ENRICHING THE TEPHROSTRATIGRAPHIC RECORD OF THE PACIFIC NORTHWEST WITH U-Pb ZIRCON GEOCHRONOLOGY AND PRINCIPLE COMPONENT ANALYSIS

Tephrostratigraphy (volcanic glass correlation) is a chronologic cornerstone in paleontology and paleoclimatology studies in the Pacific Northwest. This is highlighted in studies regarding the Mid-Miocene Climatic Optimum (MMCO), which marks the last time that atmospheric CO₂ concentrations were as high as modern levels, correlating to a peak of significant warming during an otherwise cooling trend through the Cenozoic. The utility of tephrostratigraphy is constrained by the ability to make quantitative correlations between tephras and by the density, accuracy, and precision of geochronologic anchor horizons. While bivariate diagrams can be useful in correlating/distinguishing between samples, they often fail to capture the full chemical signature of a sample, and as such faulty correlations can be made.

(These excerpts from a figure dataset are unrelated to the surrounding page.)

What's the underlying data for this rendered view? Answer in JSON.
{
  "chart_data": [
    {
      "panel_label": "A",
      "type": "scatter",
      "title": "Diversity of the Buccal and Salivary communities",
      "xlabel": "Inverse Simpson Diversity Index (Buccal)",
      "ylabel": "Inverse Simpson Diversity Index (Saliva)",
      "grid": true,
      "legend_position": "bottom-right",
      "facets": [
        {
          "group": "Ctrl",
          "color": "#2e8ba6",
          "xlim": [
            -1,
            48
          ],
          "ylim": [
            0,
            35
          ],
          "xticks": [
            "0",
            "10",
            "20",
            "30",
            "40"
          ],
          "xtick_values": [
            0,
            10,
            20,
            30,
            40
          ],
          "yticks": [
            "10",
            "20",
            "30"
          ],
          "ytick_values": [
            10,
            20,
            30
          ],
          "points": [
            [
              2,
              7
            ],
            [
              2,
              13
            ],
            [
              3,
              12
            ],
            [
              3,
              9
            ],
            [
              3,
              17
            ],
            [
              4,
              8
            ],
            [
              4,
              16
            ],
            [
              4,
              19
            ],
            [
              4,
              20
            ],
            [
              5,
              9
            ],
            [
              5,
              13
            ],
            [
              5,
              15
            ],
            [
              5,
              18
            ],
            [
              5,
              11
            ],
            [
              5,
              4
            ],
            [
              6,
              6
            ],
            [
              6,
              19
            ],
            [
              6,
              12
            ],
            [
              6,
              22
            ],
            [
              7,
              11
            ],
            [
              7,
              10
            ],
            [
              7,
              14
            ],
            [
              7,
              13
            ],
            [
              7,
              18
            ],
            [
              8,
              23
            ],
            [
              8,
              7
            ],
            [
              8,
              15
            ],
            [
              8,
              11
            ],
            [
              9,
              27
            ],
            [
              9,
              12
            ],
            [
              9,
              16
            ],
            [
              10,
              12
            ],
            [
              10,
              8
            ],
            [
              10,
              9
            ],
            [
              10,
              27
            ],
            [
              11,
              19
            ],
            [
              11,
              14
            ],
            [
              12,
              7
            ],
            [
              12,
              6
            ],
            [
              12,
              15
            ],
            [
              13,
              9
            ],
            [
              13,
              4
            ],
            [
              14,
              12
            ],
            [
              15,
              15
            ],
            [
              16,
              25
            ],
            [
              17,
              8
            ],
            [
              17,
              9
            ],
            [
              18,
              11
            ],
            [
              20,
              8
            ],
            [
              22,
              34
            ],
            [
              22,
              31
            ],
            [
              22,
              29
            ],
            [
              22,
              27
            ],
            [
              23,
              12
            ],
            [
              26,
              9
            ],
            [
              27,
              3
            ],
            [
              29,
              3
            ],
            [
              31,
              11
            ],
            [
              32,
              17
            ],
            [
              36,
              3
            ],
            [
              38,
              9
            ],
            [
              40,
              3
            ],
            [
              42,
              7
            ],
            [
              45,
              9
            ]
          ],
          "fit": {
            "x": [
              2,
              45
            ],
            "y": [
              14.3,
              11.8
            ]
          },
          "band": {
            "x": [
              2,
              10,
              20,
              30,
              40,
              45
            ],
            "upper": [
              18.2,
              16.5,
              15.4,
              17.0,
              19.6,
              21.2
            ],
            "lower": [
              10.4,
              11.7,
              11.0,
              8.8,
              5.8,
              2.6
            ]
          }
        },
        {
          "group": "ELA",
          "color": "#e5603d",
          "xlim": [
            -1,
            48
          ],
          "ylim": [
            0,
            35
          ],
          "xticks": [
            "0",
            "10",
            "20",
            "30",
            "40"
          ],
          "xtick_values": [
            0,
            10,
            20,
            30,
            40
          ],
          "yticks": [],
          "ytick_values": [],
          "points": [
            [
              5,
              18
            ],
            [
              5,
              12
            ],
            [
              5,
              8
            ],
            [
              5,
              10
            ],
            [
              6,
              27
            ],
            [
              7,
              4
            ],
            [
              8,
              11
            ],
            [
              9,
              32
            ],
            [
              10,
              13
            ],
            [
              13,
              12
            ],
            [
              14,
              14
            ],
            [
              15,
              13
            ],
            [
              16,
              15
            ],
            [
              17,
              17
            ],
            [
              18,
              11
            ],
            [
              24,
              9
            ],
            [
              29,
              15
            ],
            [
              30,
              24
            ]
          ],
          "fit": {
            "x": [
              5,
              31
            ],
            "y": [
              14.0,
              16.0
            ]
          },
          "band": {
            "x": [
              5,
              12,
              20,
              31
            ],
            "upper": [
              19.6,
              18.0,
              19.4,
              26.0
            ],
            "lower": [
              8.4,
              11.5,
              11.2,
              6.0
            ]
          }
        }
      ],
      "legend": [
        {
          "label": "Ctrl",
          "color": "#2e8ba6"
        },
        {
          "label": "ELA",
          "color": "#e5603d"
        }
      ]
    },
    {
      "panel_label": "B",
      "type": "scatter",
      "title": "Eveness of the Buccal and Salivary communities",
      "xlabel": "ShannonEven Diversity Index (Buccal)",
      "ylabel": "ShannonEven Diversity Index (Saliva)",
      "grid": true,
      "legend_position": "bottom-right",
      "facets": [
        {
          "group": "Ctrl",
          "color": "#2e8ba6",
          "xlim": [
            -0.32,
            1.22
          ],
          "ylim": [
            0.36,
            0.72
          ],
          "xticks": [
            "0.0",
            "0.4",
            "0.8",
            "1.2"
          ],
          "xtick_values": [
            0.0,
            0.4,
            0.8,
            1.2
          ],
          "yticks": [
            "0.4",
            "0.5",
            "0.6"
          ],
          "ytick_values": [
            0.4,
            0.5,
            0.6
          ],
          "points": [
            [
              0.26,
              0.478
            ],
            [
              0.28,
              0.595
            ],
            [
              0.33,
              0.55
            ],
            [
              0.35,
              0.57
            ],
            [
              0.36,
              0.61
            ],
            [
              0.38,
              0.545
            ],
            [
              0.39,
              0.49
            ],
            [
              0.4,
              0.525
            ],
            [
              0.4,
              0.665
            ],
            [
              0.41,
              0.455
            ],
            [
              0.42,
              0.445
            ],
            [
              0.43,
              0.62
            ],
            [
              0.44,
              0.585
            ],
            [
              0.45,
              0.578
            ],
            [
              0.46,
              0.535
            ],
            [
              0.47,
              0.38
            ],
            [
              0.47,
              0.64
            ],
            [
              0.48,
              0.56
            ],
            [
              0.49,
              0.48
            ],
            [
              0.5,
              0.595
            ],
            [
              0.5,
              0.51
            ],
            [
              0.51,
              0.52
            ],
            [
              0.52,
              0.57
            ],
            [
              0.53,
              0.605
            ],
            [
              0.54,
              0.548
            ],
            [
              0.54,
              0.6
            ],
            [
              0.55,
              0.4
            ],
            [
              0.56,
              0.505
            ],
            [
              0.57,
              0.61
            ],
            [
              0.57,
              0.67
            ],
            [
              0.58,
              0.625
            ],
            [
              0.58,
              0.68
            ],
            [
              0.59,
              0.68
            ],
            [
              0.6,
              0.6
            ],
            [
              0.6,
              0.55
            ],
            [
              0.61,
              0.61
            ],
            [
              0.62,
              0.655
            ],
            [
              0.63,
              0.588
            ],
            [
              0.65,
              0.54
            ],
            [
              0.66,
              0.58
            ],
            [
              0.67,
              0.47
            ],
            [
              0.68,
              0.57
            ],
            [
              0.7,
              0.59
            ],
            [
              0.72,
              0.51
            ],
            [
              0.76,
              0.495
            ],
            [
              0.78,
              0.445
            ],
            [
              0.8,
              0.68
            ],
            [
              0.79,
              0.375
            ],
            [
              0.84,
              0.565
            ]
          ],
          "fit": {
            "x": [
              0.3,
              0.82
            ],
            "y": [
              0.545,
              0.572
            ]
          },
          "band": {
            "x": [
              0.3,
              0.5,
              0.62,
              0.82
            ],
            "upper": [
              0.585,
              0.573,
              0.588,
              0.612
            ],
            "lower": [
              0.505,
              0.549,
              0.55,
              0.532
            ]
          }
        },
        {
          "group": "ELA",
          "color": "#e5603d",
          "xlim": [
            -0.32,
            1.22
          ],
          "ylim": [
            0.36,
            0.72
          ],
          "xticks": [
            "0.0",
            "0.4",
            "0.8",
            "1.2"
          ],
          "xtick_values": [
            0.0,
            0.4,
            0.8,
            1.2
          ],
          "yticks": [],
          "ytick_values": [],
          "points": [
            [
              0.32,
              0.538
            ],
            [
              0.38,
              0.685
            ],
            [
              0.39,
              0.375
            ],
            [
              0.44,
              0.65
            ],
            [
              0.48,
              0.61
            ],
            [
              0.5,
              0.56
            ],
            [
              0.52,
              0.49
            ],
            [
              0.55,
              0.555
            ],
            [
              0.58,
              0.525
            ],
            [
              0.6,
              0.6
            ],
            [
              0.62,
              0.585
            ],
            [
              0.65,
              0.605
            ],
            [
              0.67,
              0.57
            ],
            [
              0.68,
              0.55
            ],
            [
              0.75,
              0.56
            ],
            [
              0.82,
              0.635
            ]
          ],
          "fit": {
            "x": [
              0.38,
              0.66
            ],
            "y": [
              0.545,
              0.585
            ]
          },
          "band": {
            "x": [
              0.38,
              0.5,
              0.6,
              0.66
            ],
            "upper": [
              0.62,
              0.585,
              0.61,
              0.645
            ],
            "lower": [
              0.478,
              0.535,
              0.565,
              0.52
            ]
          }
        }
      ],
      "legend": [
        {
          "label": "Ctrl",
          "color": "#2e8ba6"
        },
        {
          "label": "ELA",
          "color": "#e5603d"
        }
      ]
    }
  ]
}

Principle component analysis by singular value decomposition (SVD-PCA) is a dimensionality reduction technique which has shown to be useful in testing correlation hypotheses based on chemical compositions. Additionally, direct radioisotopic dates testing of the correlation distal tephras are sparse.

We present new U-Pb zircon geochronology for several key Pacific NW locales across the MMCO, including the Sucker Creek Formation along the Oregon-Idaho border (15.77 to 14.81 ± 0.01 Ma) the Mascall Formation of central Oregon (16.13 Ma to 13.56 ± 0.02 Ma), and the Bully Creek Formation of eastern Oregon (15.69 to 15.45 ). This new geochronology extends the stratigraphic ranges of these basin sequences, opening up new possibilities for correlation. Additionally, we reexamine previously correlated tephras in the light of this new geochronology and with SVD-PCA using a wider suite of trace, minor, and major elements, such as those correlated to the regional Bully Creek Tuff, the Dinner Creek Tuff, the Mascall Tuff, and others. SVD-PCA analyses of several tephras exhibit a wider range of chemical compositions than previously interpreted, suggesting that chemical zoning within eruptions can complicate tephrostratigraphic correlations. We will document how the integration of high-precision U-Pb zircon geochronology and SVD-PCA geochemical correlation of tephras enriches the Mid-Miocene tephrostratigraphy of the Pacific Northwest.